Fire sales fail to materialize
Realtors say it's business as usual in last summer's burn areas

A sign, above, alerts passersby on County Road 250 to a home for sale. Despite last summer’s fires and what may appear to be a proliferation of real estate signs, below, local realtors say residents of the burn areas are staying put and that numbers of homes on the market are on par with last year./Top photo by Todd Newcomer/bottom photo by Jennifer Reeder.

When driving around areas affected by last summer’s Missionary Ridge Fire and seeing the proliferation of “for sale” signs, it’s easy to conclude that homeowners have had it with fires and mud and are moving to greener pastures.

But apparently, they’re not.

Lonnie Rush, a Bayfield Realtor who works in the Vallecito area, said the number of homes for sale is “par for the course” in an area with so many second homes and retirees.

“None of them want to go through it again, but they’re not selling their properties,” Rush said. “I’m trying to think of one person who’s listing their house because of the fires, and I can’t think of a single one.”

John Wells, owner of the Wells Group in Durango, said that on Monday, 46 Vallecito residences were for sale, which is on a par with last year. From last June to the present, 19 homes in Vallecito have sold, as opposed to 28 homes during the same period the year before.

“There’s less impact (from the fire) than you’d think,” Wells said.

He added that it is more difficult to give exact numbers for the burn area on East Animas Road, but that there are a number of homes listed around Stevens Creek that may be challenging to sell because of uncontrollable factors such as mudslides and debris flow.
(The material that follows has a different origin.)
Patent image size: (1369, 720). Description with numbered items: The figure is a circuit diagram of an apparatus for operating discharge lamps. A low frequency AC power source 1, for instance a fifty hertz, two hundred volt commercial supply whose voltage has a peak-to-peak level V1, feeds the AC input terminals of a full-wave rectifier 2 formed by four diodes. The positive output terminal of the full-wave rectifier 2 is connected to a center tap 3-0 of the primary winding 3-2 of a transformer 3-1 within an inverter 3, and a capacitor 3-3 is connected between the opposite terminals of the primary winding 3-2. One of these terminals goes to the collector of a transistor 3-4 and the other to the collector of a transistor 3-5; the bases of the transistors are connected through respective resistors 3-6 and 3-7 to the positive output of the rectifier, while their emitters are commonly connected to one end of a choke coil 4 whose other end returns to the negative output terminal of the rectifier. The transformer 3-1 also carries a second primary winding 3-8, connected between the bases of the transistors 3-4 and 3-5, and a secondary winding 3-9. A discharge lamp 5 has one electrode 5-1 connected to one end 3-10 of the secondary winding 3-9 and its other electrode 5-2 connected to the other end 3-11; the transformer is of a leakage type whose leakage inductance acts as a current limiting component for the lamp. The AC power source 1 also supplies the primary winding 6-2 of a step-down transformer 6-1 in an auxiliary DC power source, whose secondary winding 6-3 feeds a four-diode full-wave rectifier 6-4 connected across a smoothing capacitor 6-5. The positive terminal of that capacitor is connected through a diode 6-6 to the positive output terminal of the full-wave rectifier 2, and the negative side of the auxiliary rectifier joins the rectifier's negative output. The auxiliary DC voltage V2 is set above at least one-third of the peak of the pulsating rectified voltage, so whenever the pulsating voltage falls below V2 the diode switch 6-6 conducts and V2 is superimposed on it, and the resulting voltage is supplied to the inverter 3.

Doug Allen, a 24-year Vallecito resident and broker associate with Bayfield Realty, said that the number of homes being rebuilt in the burn area is encouraging.

“Overall, real estate was probably better than I expected,” he said. “There are quite a few homes about to be built, or just built (recently).”
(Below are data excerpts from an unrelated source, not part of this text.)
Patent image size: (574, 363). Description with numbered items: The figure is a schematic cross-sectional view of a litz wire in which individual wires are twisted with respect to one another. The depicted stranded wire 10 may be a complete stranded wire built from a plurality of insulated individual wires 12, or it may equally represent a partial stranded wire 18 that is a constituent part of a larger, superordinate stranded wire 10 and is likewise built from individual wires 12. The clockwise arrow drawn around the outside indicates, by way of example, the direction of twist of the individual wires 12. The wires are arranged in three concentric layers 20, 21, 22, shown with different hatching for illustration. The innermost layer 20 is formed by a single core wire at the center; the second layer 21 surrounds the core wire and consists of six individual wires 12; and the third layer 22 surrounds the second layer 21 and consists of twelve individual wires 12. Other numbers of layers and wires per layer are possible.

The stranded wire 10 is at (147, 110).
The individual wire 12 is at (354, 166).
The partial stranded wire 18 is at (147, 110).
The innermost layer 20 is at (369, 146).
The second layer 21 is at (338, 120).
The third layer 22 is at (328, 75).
He remarked that he even knows of one couple with property in an area that burned that found a bright side, saying, “They told me the fire created a million dollar view for them.”

Jerry McCoy, Vallecito branch office broker for Coldwell Banker, notes a similar trend and is remaining positive. He said he knows residents who “haven’t budged a bit” and also say their views are better.

“We hope it will green up,” McCoy said. “We’re optimistic.”

He added that he thinks there is enough snowpack to fill the reservoir, and that last summer was the lowest he’s seen it in the 20 years he’s lived in Vallecito. Nevertheless, he said he does have some concerns.

“God controls the water coming in, and she hasn’t been doing a very good job lately,” he said with a laugh.

McCoy said there has been some drop in prices, especially in areas scorched by the fire, but nothing dramatic. In fact, according to Wells, the median price for a home in the Vallecito area is $179,000, up $10,000 from a year ago.

“I’ve had people coming here from out of state looking for the fire sale, and I can’t help them,” Rush said.